The UN cannot purport to address global inequality and poverty while its institutions, such as the UNFCCC, fail to take decisive action to address the underlying and irreconcilable conflict posed by allowing corporations to have so heavy a hand in shaping policy agendas. Such inaction, even in the face of evident need, can be seen in and of itself as a likely result of the industry’s influence.

There is indeed a role for corporations to play in addressing sustainable development and climate change. They should be actively adapting their policies, products and practices, such as transitioning away from increased fossil fuel production into sustainable energy solutions, or eliminating dangerous and controversial practices such as drilling in nature reserves or fracking. Profits cannot come at any cost, and corporations must reverse the course of the social and environmental destruction they leave in their wake. They must be legally bound to act with an urgency that matches the magnitude of the climate crisis, rather than primarily through inadequate voluntary initiatives that will always be secondary to the fiduciary duty corporations have to maximize profits for their shareholders. They should be required to implement business practices that abide by strong policies and regulations set by governments – nothing more and nothing less. But allowing the private sector to promote itself as the solution and financier for sustainability and equality puts our future quite literally in the hands of the very entities that have played a large part in placing it at such tremendous risk.

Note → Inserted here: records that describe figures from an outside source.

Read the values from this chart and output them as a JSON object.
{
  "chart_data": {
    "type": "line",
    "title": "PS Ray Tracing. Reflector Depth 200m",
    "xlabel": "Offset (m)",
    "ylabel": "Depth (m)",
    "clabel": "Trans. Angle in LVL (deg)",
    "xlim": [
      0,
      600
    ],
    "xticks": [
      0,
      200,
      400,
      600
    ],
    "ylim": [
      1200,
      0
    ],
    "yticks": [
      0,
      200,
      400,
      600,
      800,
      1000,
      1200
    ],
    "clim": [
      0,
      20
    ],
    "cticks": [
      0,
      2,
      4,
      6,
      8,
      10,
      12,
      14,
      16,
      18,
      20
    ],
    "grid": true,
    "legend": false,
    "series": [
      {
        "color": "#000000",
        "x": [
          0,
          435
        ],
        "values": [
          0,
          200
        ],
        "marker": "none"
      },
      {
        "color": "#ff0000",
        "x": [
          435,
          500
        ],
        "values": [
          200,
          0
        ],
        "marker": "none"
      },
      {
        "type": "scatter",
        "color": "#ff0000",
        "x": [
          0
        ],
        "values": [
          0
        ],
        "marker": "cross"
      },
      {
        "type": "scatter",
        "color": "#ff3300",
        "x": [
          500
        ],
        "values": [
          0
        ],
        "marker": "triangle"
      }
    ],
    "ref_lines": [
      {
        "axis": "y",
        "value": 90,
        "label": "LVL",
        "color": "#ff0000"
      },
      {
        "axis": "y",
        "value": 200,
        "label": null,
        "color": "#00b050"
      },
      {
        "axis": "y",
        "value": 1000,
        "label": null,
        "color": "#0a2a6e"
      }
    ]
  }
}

The UN cannot continue to serve the interests of the very corporations that have driven and continue to drive the climate crisis, above and beyond the interests of the billions of people whose lives and livelihoods hang in the balance. The success of SDG 13, and therefore the success of the SDGs in their entirety, hinges on this. If we are to advance real solutions to avoid climate chaos and disaster, we must rid the UN of these polluters of policy. If we do not, the very institutions and procedures put in place to address inequality and sustainability, such as the UNFCCC, the Paris Agreement and the 2030 Agenda for Sustainable Development, will become the drivers of further social and environmental injustice.

Tamar Lawrence-Samuel is International Policy Director at Corporate Accountability International, Rachel Rose Jackson is Senior Researcher at Corporate Accountability International, and Nathan Thanki is Co-Coordinator at the Global Campaign to Demand Climate Justice.